La commission a adopté l'article 19 ter ainsi rédigé .

Article 19 quater (nouveau)
Impossibilité du maintien, sauf décision explicite de l'administration,
des personnes déboutées du droit d'asile dans un hébergement
accordé au titre du dispositif national d'accueil

L'article 19 quater , issu d'un amendement des rapporteurs, tend à ce que les déboutés du droit d'asile ne puissent se maintenir dans l'hébergement qui leur a été attribué au titre du dispositif national d'accueil, sauf décision motivée de l'administration.

La commission a adopté l'article 19 quater ainsi rédigé.

Les demandeurs d'asile disposent d'un hébergement au titre des conditions matérielles d'accueil. Après l'octroi de la protection internationale, les réfugiés peuvent se maintenir dans leur lieu d'hébergement pendant trois mois. Les déboutés bénéficient du même droit, pour un délai plus court (un mois à compter du rejet de leur demande d'asile).

En 2018, les déboutés occupaient environ 12 % du parc du dispositif national d'accueil.

Face à l'engorgement de ce dispositif, le Sénat avait adopté la mesure proposée à cet article. Issu de l' amendement COM-235 des rapporteurs, il tend à modifier l'article L. 551-12 du Ceseda, qui fixe les conditions exceptionnelles de maintien dans un lieu d'hébergement destiné aux demandeurs d'asile, afin de conditionner le maintien des déboutés du droit d'asile à une décision motivée de l'autorité administrative.

Cette mesure permet d'accorder la priorité en matière de logement aux demandeurs d'asile dont le dossier est en cours d'examen.

Par coordination, l'article L. 551-15 du Ceseda est modifié pour prévoir une saisine de la justice pour obtenir l'évacuation des lieux si la mise en demeure est restée infructueuse.
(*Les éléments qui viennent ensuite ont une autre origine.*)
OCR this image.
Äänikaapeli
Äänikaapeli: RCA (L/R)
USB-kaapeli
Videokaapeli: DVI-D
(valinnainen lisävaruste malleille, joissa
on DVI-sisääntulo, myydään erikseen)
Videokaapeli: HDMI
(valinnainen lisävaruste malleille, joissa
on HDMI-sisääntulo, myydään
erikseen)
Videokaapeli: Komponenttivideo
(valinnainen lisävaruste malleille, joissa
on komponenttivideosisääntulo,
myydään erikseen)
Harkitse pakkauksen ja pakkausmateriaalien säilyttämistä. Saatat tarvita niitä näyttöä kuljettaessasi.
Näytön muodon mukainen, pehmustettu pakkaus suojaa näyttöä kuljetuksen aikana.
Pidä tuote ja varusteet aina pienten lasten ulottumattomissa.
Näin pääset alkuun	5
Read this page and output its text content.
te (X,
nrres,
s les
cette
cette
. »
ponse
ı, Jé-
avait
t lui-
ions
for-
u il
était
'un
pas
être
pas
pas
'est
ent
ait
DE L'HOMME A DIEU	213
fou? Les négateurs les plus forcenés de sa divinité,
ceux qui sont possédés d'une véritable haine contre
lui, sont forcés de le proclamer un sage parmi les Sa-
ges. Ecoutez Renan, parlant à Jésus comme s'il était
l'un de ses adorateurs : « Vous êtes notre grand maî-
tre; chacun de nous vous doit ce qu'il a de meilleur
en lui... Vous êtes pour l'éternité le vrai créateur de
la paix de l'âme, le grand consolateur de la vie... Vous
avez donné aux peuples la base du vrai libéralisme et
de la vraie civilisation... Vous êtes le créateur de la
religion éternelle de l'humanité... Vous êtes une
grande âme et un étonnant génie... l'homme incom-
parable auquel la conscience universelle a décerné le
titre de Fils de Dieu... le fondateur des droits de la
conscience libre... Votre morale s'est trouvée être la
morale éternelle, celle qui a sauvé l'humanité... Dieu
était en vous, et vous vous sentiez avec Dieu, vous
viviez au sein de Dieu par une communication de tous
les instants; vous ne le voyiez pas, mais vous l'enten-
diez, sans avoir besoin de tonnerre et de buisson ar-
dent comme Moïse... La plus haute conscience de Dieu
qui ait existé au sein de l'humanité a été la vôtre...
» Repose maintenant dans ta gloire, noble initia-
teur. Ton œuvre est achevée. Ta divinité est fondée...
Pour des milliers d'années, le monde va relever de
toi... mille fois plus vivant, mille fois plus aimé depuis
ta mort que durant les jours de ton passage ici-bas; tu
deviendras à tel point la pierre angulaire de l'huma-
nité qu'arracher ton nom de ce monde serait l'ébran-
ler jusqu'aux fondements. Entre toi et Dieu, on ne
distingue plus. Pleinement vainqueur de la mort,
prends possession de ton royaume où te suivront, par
La commission a adopté l'article 19 quater ainsi rédigé .

Article 20
Réforme de la Cour nationale du droit d'asile

L'article 20 tend à réformer la Cour nationale du droit d'asile en créant des chambres territoriales et en faisant du recours au juge unique le principe .

La commission a approuvé cette réforme , considérant qu'elle ne posait pas de difficulté majeure et pourrait contribuer à améliorer le traitement du flux d'affaires sans cesse croissant devant la Cour.

Elle a adopté l'article sans modification.

1. La Cour nationale du droit d'asile est confrontée à une augmentation continue de son activité

Depuis sa création en 2007, l'activité de la Cour nationale du droit d'asile (CNDA) n'a cessé de croître . Le nombre de recours introduits est ainsi passé de 34 752 en 2013 à 61 552 en 2022 , avec un pic à 68 243 en 2021 .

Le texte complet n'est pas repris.